C’est une phase de tensions sans précédent que traverse l’activité de la distribution de médicaments au Maroc, marquée par une escalade des mouvements de contestation menés par les salariés des entreprises de distribution. Cette crise intervient dans le contexte d’«un climat d’effervescence généralisée dans le système de l’industrie pharmaceutique, provoqué par des débats houleux autour du projet de modification de l’article 26 du Code du médicament et de la pharmacie», indique Al Akhbar de ce lundi 15 juin. Les organisations professionnelles et syndicales expriment leurs «vives inquiétudes à propos des répercussions potentielles de ces développements», et redoutent «des perturbations majeures dans l’approvisionnement des officines, ce qui pourrait impacter de manière directe la vie des citoyens et la santé des patients», relaie le quotidien.
Ce climat de tensions va de paire avec «un débat législatif rigide concernant un projet d’amendement de l’article 26 de la loi numéro 17.04 portant Code du médicament et de la pharmacie, (...) une proposition de modification [qui] vise à restreindre la distribution en gros des médicaments pour la confier de manière exclusive aux sociétés de distribution agréées», rappelle Al Akhbar, soulignant que la proposition d’amendement a engendré «une opposition farouche de la part de plusieurs instances professionnelles représentant les pharmaciens d’officine, qui estiment que l’équilibre économique du secteur se retrouverait menacé», ce qui, de leur avis, «ouvre la voie à une concentration accrue du marché entre les mains d’un nombre restreint d’acteurs économiques puissants».
La Confédération des syndicats de pharmaciens du Maroc exprime d’ailleurs «son rejet catégorique de cette proposition», mettant en garde contre ses «conséquences désastreuses sur l’avenir de milliers de pharmacies réparties dans les différentes régions du Royaume», écrit Al Akhbar. Selon les instances professionnelles, «le fait de confiner la distribution dans des canaux exclusifs et restreints pourrait entraîner une réduction drastique des marges de concurrence», ce qui risque de «considérablement affaiblir les capacités des officines à s’approvisionner dans des conditions optimales, en particulier les petites et moyennes structures, qui souffrent déjà de pressions financières de plus en plus lourdes», relaie le quotidien.
Ces craintes, qui s’appuient sur «des données antérieures issues de rapports et d’études ayant examiné la situation socio-économique de cette activité», sont étayées par le fait que «bon nombre de pharmacies font face à des difficultés financières grandissantes, exacerbées par la hausse continue des coûts de gestion, la baisse continue des marges bénéficiaires et l’intensification de la concurrence», rappelle Al Akhbar. Les professionnels de la distribution de médicaments affirment que «toute modification du système de distribution se doit d’intégrer la fragilité de ce tissu pharmaceutique national», et avertissent sur le fait que «de telles réformes devraient être menées dans le cadre d’un dialogue élargi garantissant la protection des différents intervenants» de cette filière. Parallèlement à cette controverse, signale le quotidien, «certaines entreprises de distribution de médicaments connaissent une intensification des conflits sociaux entre les directions et les salariés».

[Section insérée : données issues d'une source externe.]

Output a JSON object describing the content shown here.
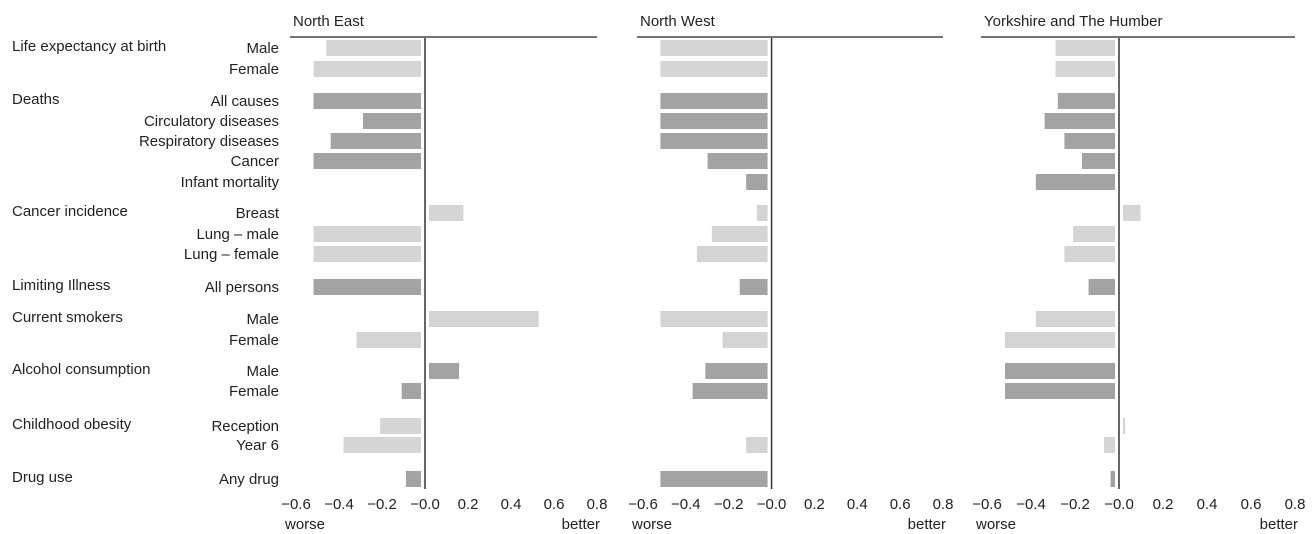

Des organisations syndicales annoncent ainsi la tenue de sit-in et de grèves dans plusieurs villes du pays, et veulent obtenir «une amélioration de leurs conditions de travail, le respect des droits professionnels et sociaux des employés, la revalorisation de leurs salaires, le respect des dispositions du Code du travail, ainsi que le renforcement des conditions de sécurité professionnelle au sein des entreprises de distribution», indique Al Akhbar. Les acteurs de cette activité signalent par ailleurs que «la persistance de ce conflit social pourrait se répercuter directement et négativement sur les chaînes de distribution et d’approvisionnement», relaie le quotidien, surtout «si les mouvements de protestation évoluent vers des grèves de grande envergure ou des arrêts de travail prolongés». Les sociétés de distribution de médicaments sont en effet «un maillon indispensable dans l’acheminement des médicaments depuis les usines de fabrication et les laboratoires jusqu’aux pharmacies», rappellent les professionnels de cette activité, qui précisent aussi que toute perturbation affectant «ce maillon stratégique sera susceptible d’affecter la régularité de l’approvisionnement du marché pour de nombreux médicaments et produits de santé essentiels».